The School of the Arts and Communication Gets a New Dean
John Laughton comes to TCNJ from the University of Massachusetts–Dartmouth, where he was most recently a professor and chair of the music department. He also served for seven years as the dean of the university’s College of Visual and Performing Arts. He has more than 30 years experience as a higher education educator and administrator, international arts consultant and performer, and trained mediator.


John Laughton comes to TCNJ from the University of Massachusetts–Dartmouth, where he was most recently a professor and chair of the music department. He also served for seven years as the dean of the university’s College of Visual and Performing Arts. He has more than 30 years experience as a higher education educator and administrator, international arts consultant and performer, and trained mediator.
As an arts administrator, Laughton has developed arts programs in the United States and Brazil, served as an adviser to the Institute for International Education, and has served as an officer on the boards of the Fulbright Association and the Fulbright Center in Washington, DC. He has directed and produced the Tidewater Music Festival, Chesapeake SummerArts, and California Summer Arts.
As a performer he has been broadcast nationally and internationally, and he has performed in major concert halls throughout the United States, Europe, Russia, Ukraine, Georgia, Brazil, and China. He is a two-time winner of a Fulbright Fellowship, a National Endowment for the Humanities Summer Seminar Grant, a National Endowment for the Humanities Summer Institute Grant, and twice the recipient of grants from the United States Information Agency for his concert/teaching tours of Brazil.
Laughton has served on the panel of judges for the Taneev International Chamber Music Festival in Russia and for The Fourth Georgian Competition of Musician-Performers in Tbilisi, Georgia. His publications include articles on the works of Darius Milhaud, commentary on the lives of contemporary Chinese artists, and articles on cultural democracy, censorship, and the arts
“I started my career as a professor at St. Mary’s College in Maryland, and helped build that program into a school very similar to TCNJ,” Laughton said when we talked with him last spring. “In fact, [St. Mary’s] was kind of a model that a lot of states looked at when developing liberal arts colleges as an alternative to large state universities.”
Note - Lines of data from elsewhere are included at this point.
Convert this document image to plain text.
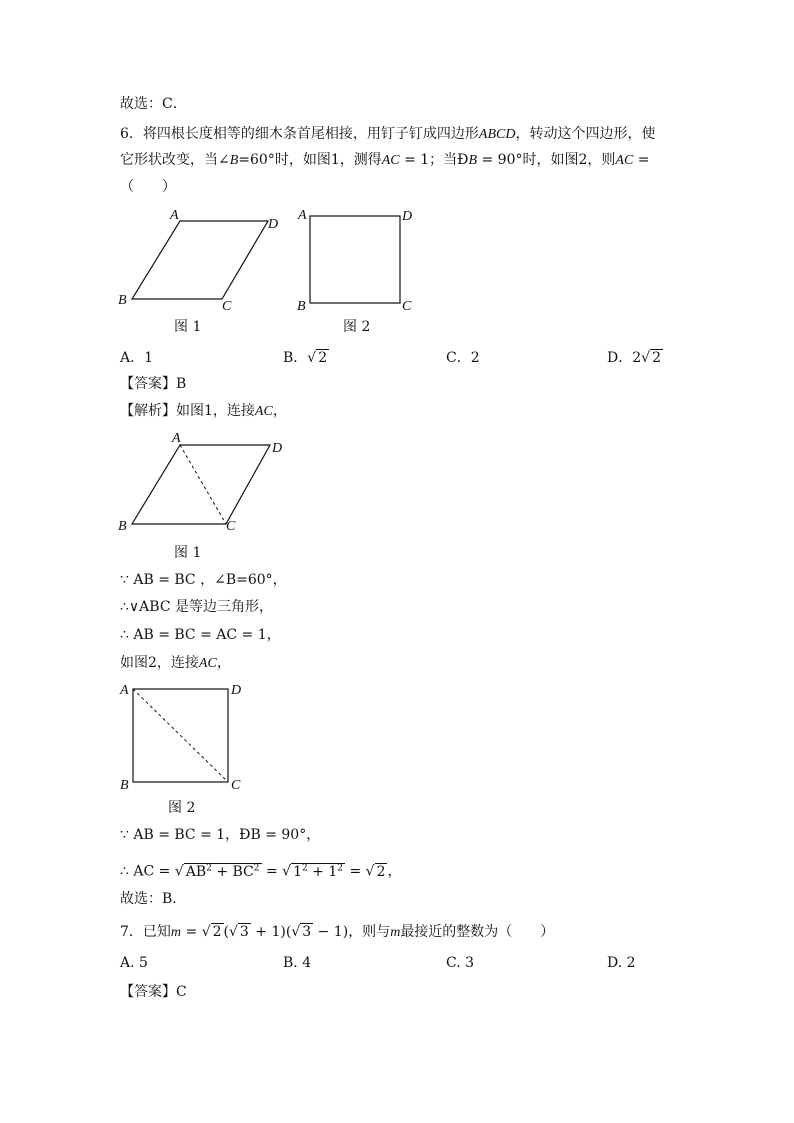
故选：C．
6．将四根长度相等的细木条首尾相接，用钉子钉成四边形ABCD，转动这个四边形，使
它形状改变，当∠B=60°时，如图1，测得AC = 1；当ÐB = 90°时，如图2，则AC =
（　　）
A
D
B	C
图 1
A	D
B	C
图 2
A．1	B．√ 2	C．2	D．2√ 2
【答案】B
【解析】如图1，连接AC，
A
D
B	C
图 1
∵ AB = BC ，∠B=60°，
∴∨ABC 是等边三角形，
∴ AB = BC = AC = 1，
如图2，连接AC，
A	D
B	C
图 2
∵ AB = BC = 1，ÐB = 90°，
∴ AC = √ $AB^2 + BC^2$ = √ $1^2 + 1^2$ = √ 2 ，
故选：B．
7．已知m = √ 2 (√ 3 + 1)(√ 3 − 1)，则与m最接近的整数为（　　）
A. 5	B. 4	C. 3	D. 2
【答案】C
Laughton said it was too early to make any “broad generalizations” about changes or new initiatives that might be in store for his school. “My first priority will be to bring people together, find out where things stand, what people’s priorities are, and listen to what people have to say,” he explained. “Schools have their own culture that develops over the years,” Laughton continued. “The people who have been here have ideas that they believe in, and that they’ve used to transform and change programs. My goal is to find out more about these things,” he said.
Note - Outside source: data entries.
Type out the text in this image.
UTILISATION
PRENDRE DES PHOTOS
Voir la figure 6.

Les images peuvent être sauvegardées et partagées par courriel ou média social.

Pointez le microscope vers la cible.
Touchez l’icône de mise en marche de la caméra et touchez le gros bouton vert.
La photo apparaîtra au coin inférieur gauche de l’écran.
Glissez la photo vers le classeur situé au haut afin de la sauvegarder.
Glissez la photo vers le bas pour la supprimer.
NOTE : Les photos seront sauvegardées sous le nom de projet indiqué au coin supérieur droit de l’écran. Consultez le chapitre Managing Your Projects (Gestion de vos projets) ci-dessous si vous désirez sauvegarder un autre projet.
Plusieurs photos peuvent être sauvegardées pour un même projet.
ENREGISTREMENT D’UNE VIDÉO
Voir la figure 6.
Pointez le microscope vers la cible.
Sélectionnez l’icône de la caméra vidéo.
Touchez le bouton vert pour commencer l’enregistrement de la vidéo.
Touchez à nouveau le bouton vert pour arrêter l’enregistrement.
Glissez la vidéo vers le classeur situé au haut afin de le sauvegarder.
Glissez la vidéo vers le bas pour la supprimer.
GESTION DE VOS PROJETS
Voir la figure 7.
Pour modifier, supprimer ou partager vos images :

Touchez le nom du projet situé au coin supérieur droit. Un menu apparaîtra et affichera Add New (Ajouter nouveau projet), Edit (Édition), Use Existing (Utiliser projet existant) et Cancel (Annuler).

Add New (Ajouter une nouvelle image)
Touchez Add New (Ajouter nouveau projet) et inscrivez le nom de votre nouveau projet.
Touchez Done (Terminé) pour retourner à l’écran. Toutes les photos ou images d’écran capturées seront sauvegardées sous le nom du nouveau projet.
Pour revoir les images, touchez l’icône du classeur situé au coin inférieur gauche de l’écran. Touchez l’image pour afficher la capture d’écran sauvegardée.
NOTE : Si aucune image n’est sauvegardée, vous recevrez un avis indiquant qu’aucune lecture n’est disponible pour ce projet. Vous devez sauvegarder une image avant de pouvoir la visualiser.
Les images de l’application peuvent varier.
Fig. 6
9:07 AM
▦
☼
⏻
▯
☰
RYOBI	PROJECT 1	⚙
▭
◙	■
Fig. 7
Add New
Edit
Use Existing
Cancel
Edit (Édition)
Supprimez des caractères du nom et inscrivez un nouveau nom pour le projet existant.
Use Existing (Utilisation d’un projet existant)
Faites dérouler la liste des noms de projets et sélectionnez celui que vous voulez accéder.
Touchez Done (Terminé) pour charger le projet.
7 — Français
Laughton did discuss one somewhat-recent change at the College—moving the Department of Communication Studies from the School of Culture and Society to its current home in the School of the Arts and Communication (that move took place in fall 2007).
“I think it’s a good match,” Laughton said about combining communications and the arts within one school. “Considering … the way the arts play into the 21st century model of making contact with one another, and with influencing and impacting ideas…the merging of those disciplines [i.e., art, music, and communications] was forward-looking on the part of the College.”
He pointed to today’s popular methods of communicating—for example, facebook, YouTube, and the iPhone—as examples of how written communication blends with sound and visual culture to create the information that people process. “To connect these…modes of communication, and to emphasize the strength of that way of communicating and…effecting people’s ideas and ways of looking at the world…[is] more relevant now then it has ever been,” he said.
Laughton said he is committed to keeping open the lines of communication with alumni of the school’s departments. “I’m eager to meet alumni, and understand what their dreams and aspirations are for the school, and help them anyway I can to promote their careers, because that likewise is beneficial to the school,” he said. “I hope alumni understand that any growth and development in the School of the Arts and Communication, and the College itself, adds value to their degrees. It’s a win-win situation.”
In addition to his teaching and scholarship, Laughton is an activist in arts, economic development, and violence prevention, serving on regional and national boards. He works with charitable organizations to raise money and awareness on how the arts can transform communities and educate across disciplines. In both California and Massachusetts, he organized campaigns in which artists and musicians helped young people living in areas of high gang activity to see “the importance of democracy, communal work, and cooperation,” he said.
“These are concepts that they probably see in their gang environment, but don’t ever see at work in other environments,” he said. The programs he administered showed the young people that these concepts can work in “nonviolent, safe environments.”